Skills shortage hits IT industry

February 15, 2002

The information technology industry is suffering from a severe skills shortage despite massive increases in the number of IT and computer science graduates.

A survey by the Real Time Club, a group of 150 IT entrepreneurs, has found that the industry lacks strong leaders and people who can deliver results. British IT professionals scored lower on skills than their United States counterparts and were particularly poor at arithmetic and logic, a skill taught in the US but not in the United Kingdom.

According to University and College Admissions Service figures there has been an increase of 62 per cent in the number of acceptances on computing degree courses since 1996. At HND level there has been a 15 per cent rise.
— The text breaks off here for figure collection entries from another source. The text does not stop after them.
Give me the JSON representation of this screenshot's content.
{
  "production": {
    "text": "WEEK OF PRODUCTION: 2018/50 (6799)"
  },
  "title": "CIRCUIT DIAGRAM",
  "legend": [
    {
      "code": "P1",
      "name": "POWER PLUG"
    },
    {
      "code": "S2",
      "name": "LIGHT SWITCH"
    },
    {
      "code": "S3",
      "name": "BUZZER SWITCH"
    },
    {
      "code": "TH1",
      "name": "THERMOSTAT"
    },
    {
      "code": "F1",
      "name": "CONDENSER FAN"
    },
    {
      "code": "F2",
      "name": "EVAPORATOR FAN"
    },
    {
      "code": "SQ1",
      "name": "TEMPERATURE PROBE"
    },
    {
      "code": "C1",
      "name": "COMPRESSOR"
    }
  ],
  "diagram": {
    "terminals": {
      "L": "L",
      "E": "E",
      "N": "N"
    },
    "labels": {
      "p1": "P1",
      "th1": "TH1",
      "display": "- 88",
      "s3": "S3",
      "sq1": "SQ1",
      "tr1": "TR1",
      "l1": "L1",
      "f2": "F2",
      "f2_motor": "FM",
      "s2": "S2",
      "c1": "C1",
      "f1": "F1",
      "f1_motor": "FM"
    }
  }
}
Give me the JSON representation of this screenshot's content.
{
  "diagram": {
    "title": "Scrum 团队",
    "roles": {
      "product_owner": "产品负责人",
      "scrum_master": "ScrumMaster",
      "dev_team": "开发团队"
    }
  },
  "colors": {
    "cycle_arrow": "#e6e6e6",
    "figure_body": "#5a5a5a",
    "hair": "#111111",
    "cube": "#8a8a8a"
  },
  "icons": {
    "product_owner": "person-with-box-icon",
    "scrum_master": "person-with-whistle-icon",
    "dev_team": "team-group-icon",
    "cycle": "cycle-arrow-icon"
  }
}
Gillian Lovegrove, former chair of the Conference of Professors and Heads of Computing (CPHC), speaking at the "Build Britain's Brainpower" conference this week, recommended introducing joint teaching schemes between employers and universities. But she warned that computing departments were already stretched to their limits, having increased student numbers before staffing was in place.

She called on the government to restore scholarship support for masters-level conversion courses, which produce graduates with a wider range of skills.

A recent survey by the CPHC and the British Computer Society found that more than 90 university ITdepartments had jobs unfilled and 13 per cent of those had at least 20 per cent of their jobs unfilled. Staff-to-student ratios are significantly higher than the norm for all subjects - 30 per cent had staff-to-student ratios greater than 30.